Print the results for the parameter $lambda$ and plot its posterior distribution.

In [None]:
plotter.kde_plot()
plotter.add_lines([lambda_true], color='green', label='true value', ls='--')
plotter.resize(8,6)
plotter.get_current_figure()
#fit.summary().loc[['lambda']]

In [None]:
plotter.cat_plot(fit_titles='all', aspect=1.5)
plotter.add_lines([lambda_true], color='green')

In [None]:
gamma_dist=stats.gamma(5+N*np.mean(events), scale=1/(1+N))
x = np.linspace(gamma_dist.ppf(0.0001), gamma_dist.ppf(0.9999), 100)
ax = plotter.plot(x, gamma_dist.pdf(x), 'r-', lw=2, alpha=0.6, label='exact')
sns.histplot(fit.draws_pd(['lambda']), x='lambda', ax=ax, stat='density', label='HMC')
plotter.update_legend(bbox_to_anchor=(1.15, 0.6), facecolor='white', edgecolor='white')
plotter.resize(6,6)

In [None]:
exact = {'Mean': gamma_dist.mean(), 'StdDev': gamma_dist.std(), '5%': gamma_dist.ppf(0.05), '95%': gamma_dist.ppf(0.95)}
df = pd.concat([fit.summary().loc[['lambda']], fit_prior.summary().loc[['lambda']]])
d=df[['Mean', 'StdDev', '5%', '95%', 'N_Eff']]
d = pd.concat([pd.DataFrame.from_dict([exact]), d])
 
print(d.to_latex(float_format="%.2f"))

In [None]:
variables = ['mean_y_rep', 'sd_y_rep']
plotter.fig_scale = 8
plotter.cat_plot(variables, fit_titles='all')
plotter.add_lines(x_coords=[data_mean, data_sd], color='green', lw=2, ls='--') 
plotter.resize(12, 4)

Most of the plots support multiple parameters and fit combinations. For example, we can compare the prior and posterior distributions for the simulated data's mean and standard deviation. This can also be done with wrappers of Seaborn's functions $displot$ and $catplot$, allowing for many possibilities

In [None]:
variables = ['mean_y_rep', 'sd_y_rep']
plotter.fig_scale = 6
plotter.dis_plot(variables, kind='hist', hue='variable', common_bins=False, element="step")

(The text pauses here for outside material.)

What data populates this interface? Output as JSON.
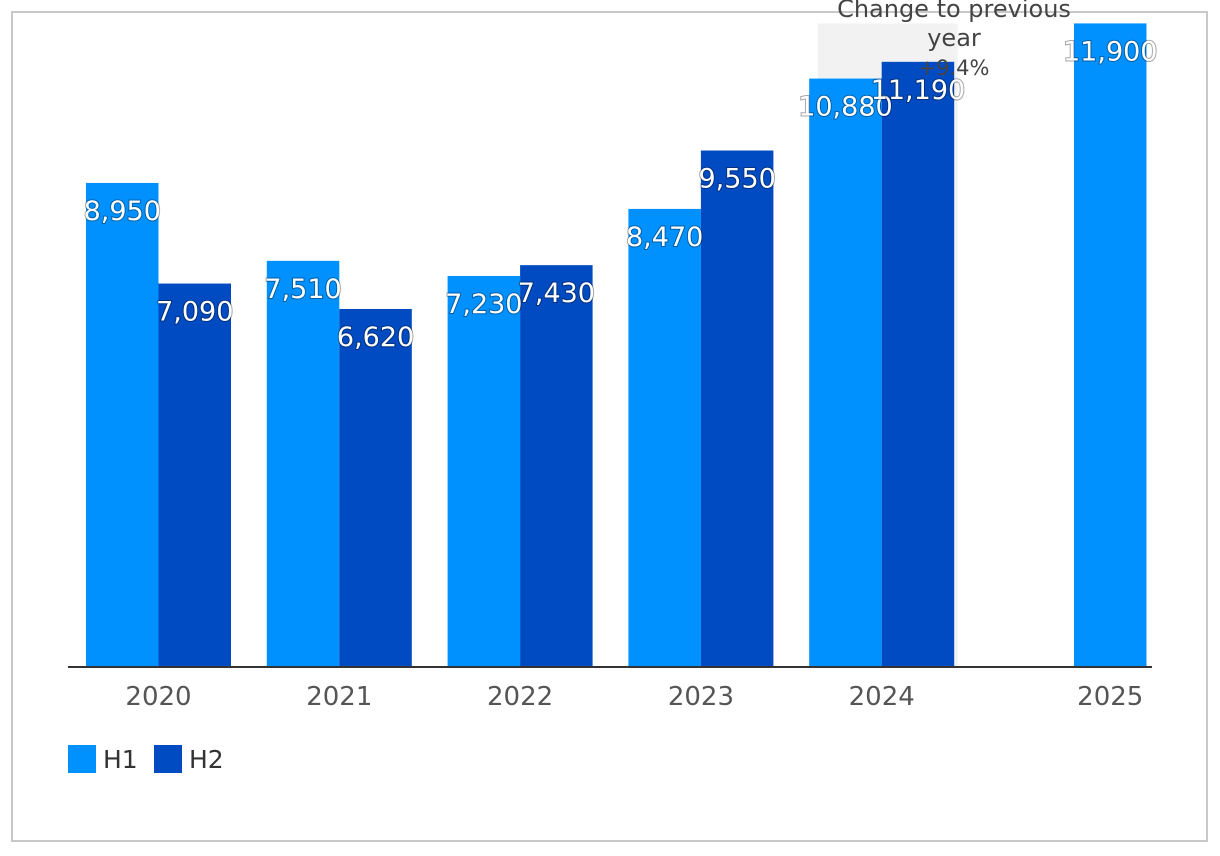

It is also possible to add vertical and horizontal lines to the last created figure. In this case we can see that not only the fit has converged to the true value, but also that the simulated data mean and standard deviation converge to that of the real data. This means that the model can qualitatively describe various properties of the data and is a good indicator of its usefulness.